Затем сверкнул кривой кинжал и освободились руки, ноги. Он поднес отекшие руки к лицу, еще не веря в освобождение.
-- Надо уходить,-- прошептал Рябой Hyp скоро проснутся. Можешь идти?
Едигир попробовал вскочить на ноги, но они, затекшие от ремней, не держали.
-- Ладно, подождем чуть. Со мной двое нукеров, ждут вон у тех двух берез на опушке Кони с нами. Доберешься сам? А я тем временем коней пугну, чтоб в погоню не увязались.-- И он сунул хану свой кинжал.
-- Иди,-- согласился тот,-- мне тоже наведаться надо кое-куда; не люблю быть должником.
-- Понял, встретимся у тех берез,-- и вновь по лагерю, смешно переваливаясь, двинулся медведь, направляясь к пасущимся на лугу лошадям.
Едигир мял икры ног, молотил их кулаками, торопя загустевшую кровь вернуть жизнь всему телу, заставить его слушаться. Наконец встал и, неуверенно ступая, крадучись, пошел к стоящему посреди лагеря ханскому шатру.
-- Сейчас, сейчас я с тобой попрощаюсь или не быть мне мужчиной,-шептал он в такт шагам,-- еще никто не уходил от меня, не заплатив за унижение или я не сын своего отца?!
Зайдя с обратной стороны шатра, он легко разрезал туго натянутую упругую ткань и шагнул в полутьму, вытянув вперед руку с кинжалом. Но шатер был пуст.
Едигир и не знал, что у Кучума была многолетняя привычка ночевать среди простых воинов, каждый раз меняя место ночлега. А шатер оставался пустым...
Едигир, не помня себя от бешенства, вспорол несколько попавшихся под руку подушек, перевернул кувшин с вином, растоптал пиалы с ненавистным ему узором и собрался уходить. Но тут в глаза ему бросился узкий чехольчик из голубой замши, висевший на центральном столбе. Он снял его, готовый разрезать на части, но перед этим все же развязал тонкие белые шнурки и обнаружил внутри тонкий свиток пергамента, покрытый черными значками арабской вязи. Не раздумывая, сунул чехольчик за пазуху и, крадучись, вышел из шатра.
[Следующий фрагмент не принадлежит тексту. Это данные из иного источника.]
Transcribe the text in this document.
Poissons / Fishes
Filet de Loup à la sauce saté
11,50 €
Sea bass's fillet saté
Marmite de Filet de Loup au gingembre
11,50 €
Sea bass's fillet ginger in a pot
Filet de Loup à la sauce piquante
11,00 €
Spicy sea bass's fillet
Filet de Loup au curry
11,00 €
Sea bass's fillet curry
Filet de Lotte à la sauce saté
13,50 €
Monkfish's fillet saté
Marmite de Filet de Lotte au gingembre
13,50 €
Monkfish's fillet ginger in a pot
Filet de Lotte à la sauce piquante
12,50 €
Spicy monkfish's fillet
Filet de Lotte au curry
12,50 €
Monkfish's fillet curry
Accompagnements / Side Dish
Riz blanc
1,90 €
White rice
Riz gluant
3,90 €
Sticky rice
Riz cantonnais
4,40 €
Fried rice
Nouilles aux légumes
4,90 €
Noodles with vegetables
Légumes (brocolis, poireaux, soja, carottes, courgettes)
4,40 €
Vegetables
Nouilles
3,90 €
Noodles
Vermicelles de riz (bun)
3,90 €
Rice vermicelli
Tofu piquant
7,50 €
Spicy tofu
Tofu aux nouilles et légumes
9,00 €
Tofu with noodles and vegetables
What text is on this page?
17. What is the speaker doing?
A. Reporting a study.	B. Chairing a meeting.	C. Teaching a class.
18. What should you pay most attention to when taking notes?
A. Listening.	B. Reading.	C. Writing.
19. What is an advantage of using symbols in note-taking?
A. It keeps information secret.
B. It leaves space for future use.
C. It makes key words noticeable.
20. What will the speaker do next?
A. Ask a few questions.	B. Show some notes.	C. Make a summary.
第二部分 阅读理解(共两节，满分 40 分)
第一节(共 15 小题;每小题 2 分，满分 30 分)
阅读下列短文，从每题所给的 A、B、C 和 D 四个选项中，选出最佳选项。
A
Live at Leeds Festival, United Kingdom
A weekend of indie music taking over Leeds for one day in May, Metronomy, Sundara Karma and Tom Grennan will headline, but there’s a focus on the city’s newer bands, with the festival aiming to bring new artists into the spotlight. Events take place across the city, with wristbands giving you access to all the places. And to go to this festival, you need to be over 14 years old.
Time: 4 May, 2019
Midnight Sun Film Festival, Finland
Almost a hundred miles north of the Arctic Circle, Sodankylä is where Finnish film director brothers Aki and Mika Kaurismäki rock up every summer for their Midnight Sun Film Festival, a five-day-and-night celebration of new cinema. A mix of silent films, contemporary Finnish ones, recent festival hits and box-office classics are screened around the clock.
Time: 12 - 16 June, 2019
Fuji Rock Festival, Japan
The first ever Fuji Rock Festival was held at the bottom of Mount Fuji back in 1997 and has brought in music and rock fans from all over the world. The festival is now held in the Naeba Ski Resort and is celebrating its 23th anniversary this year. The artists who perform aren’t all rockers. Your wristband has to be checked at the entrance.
-- Хорошо,-- проговорил он, оглядываясь,-- мы с тобой все одно встретимся.
У двух берез нашел затаившихся в лесу нукеров, держащих на поводу коней, и только тут тяжело перевел дух, кинув взгляд на просветлевший небесный свод. Лишь Медная Стрела бога войны мигала возле самой земли, выбирая себе очередную жертву.
Со стороны луга послышался глухой медвежий рев и громкий топот сотен коней сотряс почву. Единой лавиной, тесня друг друга, промчались кони мимо них, а вскоре подбежал запыхавшийся Рябой Hyp.
Четверо всадников, горяча коней, скакали вслед за табуном, пропадая в белесом тумане. А в спину им была нацелена Медная Стрела бога войны.
...Шел месяц Шабан года Еланелы -- года Змеи, вползающий в Сибирь тихо и неспешно.
ЛИЦО ЖАДНОГО ОГНЯ
Новый день начался для Кучума из рук вон плохо...
Сперва донесли о бегстве пленного. Затем, войдя в шатер, он обнаружил там изрезанные подушки и похищенную шежере, его родословную, восходящую наследственными ветвями к самому Чингиз-хану. Разъяренный, он вышел из шатра и недобрым взглядом обвел весь лагерь.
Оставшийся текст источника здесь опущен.